Bayesian inference is often a more natural decision framework than mechanical one-alpha testing because it reports probabilities directly in decision terms:
posterior probability of the claim,
posterior probability of being wrong if we act now,
In many applied settings, decision makers do not ask:
“Is the p-value below 5%?”
They ask:
“Given the data, how likely is the claim?”
“How much risk of being wrong remains if we act now?”
“What decision threshold is appropriate for this business context?”
Bayesian inference answers these directly through posterior probabilities.
113.2 Beta-Binomial Update (Core Model)
Suppose an unknown event probability is denoted by \(p\) (for example: fraud rate, conversion rate, default rate).
We observe \(n\) trials and count how many of them are events.
The notation is:
Symbol
Meaning
\(p\)
the unknown underlying event probability in the population or process
\(n\)
the number of observed trials
\(Y\)
the random variable for the number of events in those \(n\) trials before the data are observed
\(y\)
the realized observed number of events after the data are collected
So \(y / n\) is the observed sample proportion, not the true probability itself. It is a data-based estimate of \(p\), but it is not equal to \(p\).
For Binomial data with \(y\) observed events in \(n\) trials:
\[
Y \mid p \sim \text{Binomial}(n, p)
\]
and with a Beta prior:
\[
p \sim \text{Beta}(\alpha_0, \beta_0),
\]
the posterior is:
\[
p \mid y \sim \text{Beta}(\alpha_0 + y,\; \beta_0 + n - y).
\]
A prior is called conjugate for a likelihood when the posterior stays in the same distribution family after updating with data.
In this chapter:
prior: \(p \sim \text{Beta}(\alpha_0,\beta_0)\)
likelihood: \(Y\mid p \sim \text{Binomial}(n,p)\)
posterior: \(p\mid y \sim \text{Beta}(\alpha_0+y,\beta_0+n-y)\)
This matters because updating becomes transparent, fast, and easy to explain in teaching and practice.
113.2.2 Choosing a Beta prior in practice
The Beta prior is not just a technical convenience. It is also easy to interpret:
\[
E(p) = \frac{\alpha_0}{\alpha_0 + \beta_0}.
\]
So:
the ratio \(\alpha_0 / (\alpha_0 + \beta_0)\) sets your best prior guess for the event rate,
the total \(\alpha_0 + \beta_0\) controls how strongly that prior pulls on the posterior.

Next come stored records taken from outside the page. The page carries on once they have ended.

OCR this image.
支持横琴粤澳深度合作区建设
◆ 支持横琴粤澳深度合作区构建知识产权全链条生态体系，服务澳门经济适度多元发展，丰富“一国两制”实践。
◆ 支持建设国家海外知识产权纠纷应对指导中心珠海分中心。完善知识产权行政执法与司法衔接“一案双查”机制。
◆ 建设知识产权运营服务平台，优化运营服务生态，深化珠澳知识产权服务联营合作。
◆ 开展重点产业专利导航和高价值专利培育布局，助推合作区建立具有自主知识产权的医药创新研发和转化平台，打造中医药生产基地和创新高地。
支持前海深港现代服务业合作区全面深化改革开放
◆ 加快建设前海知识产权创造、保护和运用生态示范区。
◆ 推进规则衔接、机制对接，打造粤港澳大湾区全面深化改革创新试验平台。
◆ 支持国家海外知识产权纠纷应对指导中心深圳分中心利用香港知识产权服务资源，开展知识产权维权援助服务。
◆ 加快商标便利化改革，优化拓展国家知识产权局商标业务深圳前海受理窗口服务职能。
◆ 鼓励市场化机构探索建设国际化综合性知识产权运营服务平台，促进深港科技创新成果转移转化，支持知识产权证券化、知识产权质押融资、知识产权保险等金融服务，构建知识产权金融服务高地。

In practice, you can think of \(\alpha_0 + \beta_0\) as the prior strength in pseudo-observations. A prior such as \(\text{Beta}(3,97)\) says: “before seeing the new data, I expect about 3% events, and I hold that view with roughly the weight of 100 prior observations.”
This is exactly why \(\text{Beta}(3,97)\), \(\text{Beta}(30,970)\), and \(\text{Beta}(300,9700)\) are not equivalent even though they all have prior mean \(0.03\):
\(\text{Beta}(3,97)\) has prior strength \(100\),
\(\text{Beta}(30,970)\) has prior strength \(1000\),
\(\text{Beta}(300,9700)\) has prior strength \(10000\).
All three priors say “I expect about 3% events,” but they differ in how stubborn that belief is. A stronger prior is harder for the new data to move. It is therefore useful to separate two ideas:
the mean tells you where the prior is centered,
the strength tells you how strongly it resists being updated.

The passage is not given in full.